The goal in plenty of video games is to save the princess. For one local man, that wasn't good enough.
He wanted to create a game that would lead to him marrying his princess.
Robert Fink works in the video game industry as a 3-D artist. His girlfriend, Angel White, is a web developer.
They love each other, and they love video games. When it came time to conjuring up a proper proposal, Fink set out to make a game of it.
Fink said he spent five months working on the project that would become Knight Man, A Quest For Love.
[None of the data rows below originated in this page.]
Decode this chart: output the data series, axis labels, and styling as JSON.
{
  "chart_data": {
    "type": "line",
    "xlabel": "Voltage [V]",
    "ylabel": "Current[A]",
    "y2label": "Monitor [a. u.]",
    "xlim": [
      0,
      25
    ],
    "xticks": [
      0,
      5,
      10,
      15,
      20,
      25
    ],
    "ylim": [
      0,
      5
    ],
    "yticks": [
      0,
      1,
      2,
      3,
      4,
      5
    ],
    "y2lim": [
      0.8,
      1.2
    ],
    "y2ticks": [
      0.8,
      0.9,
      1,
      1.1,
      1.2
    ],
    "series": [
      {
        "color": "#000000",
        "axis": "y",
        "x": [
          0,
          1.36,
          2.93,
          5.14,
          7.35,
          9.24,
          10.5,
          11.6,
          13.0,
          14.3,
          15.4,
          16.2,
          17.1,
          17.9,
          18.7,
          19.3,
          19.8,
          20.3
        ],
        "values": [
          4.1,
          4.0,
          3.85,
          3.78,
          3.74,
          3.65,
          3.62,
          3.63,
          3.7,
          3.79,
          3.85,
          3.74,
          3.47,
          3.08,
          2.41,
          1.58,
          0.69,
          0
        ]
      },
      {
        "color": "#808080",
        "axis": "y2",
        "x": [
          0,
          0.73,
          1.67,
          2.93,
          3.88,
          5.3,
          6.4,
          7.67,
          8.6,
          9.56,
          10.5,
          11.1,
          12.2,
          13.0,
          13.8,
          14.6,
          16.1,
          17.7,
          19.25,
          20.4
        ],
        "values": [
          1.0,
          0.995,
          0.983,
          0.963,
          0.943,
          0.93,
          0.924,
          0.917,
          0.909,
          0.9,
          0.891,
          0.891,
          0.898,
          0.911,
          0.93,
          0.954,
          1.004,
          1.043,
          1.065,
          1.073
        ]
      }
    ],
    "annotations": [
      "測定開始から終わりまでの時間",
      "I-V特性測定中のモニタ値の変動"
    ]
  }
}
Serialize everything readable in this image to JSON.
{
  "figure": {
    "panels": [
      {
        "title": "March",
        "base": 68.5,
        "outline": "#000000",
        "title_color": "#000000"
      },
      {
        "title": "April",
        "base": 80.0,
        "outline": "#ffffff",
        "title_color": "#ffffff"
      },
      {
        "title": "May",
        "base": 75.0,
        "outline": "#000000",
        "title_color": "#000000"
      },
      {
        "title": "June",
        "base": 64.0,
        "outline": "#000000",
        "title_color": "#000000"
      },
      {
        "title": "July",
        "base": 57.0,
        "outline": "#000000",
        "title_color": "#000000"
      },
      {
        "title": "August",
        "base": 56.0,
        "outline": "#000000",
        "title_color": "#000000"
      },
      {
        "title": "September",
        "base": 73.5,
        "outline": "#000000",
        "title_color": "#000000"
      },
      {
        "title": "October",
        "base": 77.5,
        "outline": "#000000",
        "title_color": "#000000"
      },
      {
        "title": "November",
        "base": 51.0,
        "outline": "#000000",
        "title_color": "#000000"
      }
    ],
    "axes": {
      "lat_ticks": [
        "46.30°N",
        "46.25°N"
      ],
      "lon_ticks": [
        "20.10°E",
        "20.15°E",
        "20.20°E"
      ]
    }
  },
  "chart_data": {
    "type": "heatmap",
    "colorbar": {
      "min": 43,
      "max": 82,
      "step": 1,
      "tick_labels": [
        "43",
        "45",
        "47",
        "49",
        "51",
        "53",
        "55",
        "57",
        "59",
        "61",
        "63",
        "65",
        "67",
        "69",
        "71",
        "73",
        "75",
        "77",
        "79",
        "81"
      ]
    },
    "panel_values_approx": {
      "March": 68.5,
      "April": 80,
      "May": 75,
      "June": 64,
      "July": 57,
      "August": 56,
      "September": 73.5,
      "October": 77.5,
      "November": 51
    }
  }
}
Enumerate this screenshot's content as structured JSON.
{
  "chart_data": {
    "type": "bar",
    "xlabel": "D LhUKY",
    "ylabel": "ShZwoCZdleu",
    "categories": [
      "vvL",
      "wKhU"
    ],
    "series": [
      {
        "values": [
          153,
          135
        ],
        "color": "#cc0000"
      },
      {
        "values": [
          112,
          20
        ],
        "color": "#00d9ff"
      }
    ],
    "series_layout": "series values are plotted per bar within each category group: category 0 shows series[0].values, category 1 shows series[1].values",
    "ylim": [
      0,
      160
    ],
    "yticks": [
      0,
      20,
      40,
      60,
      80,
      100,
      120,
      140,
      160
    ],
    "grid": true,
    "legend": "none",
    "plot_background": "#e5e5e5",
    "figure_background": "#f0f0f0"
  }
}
He did the art design, while one friend handled the programming and another friend put together the musical score.
When it came time for the big reveal, Fink brought White to his office in Oregon City, SuperGenius Studios, and said she was going to be testing out a new game.
She had done it before, so nothing seemed out of the ordinary.
Then, after making it to the end of the game that Fink describes as a more basic Super Mario-like adventure, the real drama began to unfold.
As the hero approached the rescued princess, these words appeared on the screen: "I have searched far and wide and braved many dangers searching for my one and only. I believe with all my heart that I have found you."
White immediately began to react, but the next screen would blow her away.
"Angel White, will you do me the honor of sharing your life with me?"
Cameras captured her tearful, joyous reaction.
"I was so excited, and so happy and nervous, and just exploding with emotion," she said. "It was awesome and then just realizing that he made this, it was incredible."
In true video game fashion, White had a choice to make before finishing out her quest. The final screen asked her to choose, "Yes" or "No."
She, of course, picked "Yes."
The knight then carried off the princess as fireworks exploded in the background of the virtual world. In the real world, Fink had friends and family waiting in the wings to celebrate the proposal he made using pixels.
White wanted to share the game made for her by her new fiance, so she developed a website that tells their story and allows computer users to play Knight Man. It can be found at www.pixelproposal.com.
"It's really flattering to see people play it and say really nice things, and share it with the world," Fink said. "It's kind of surreal."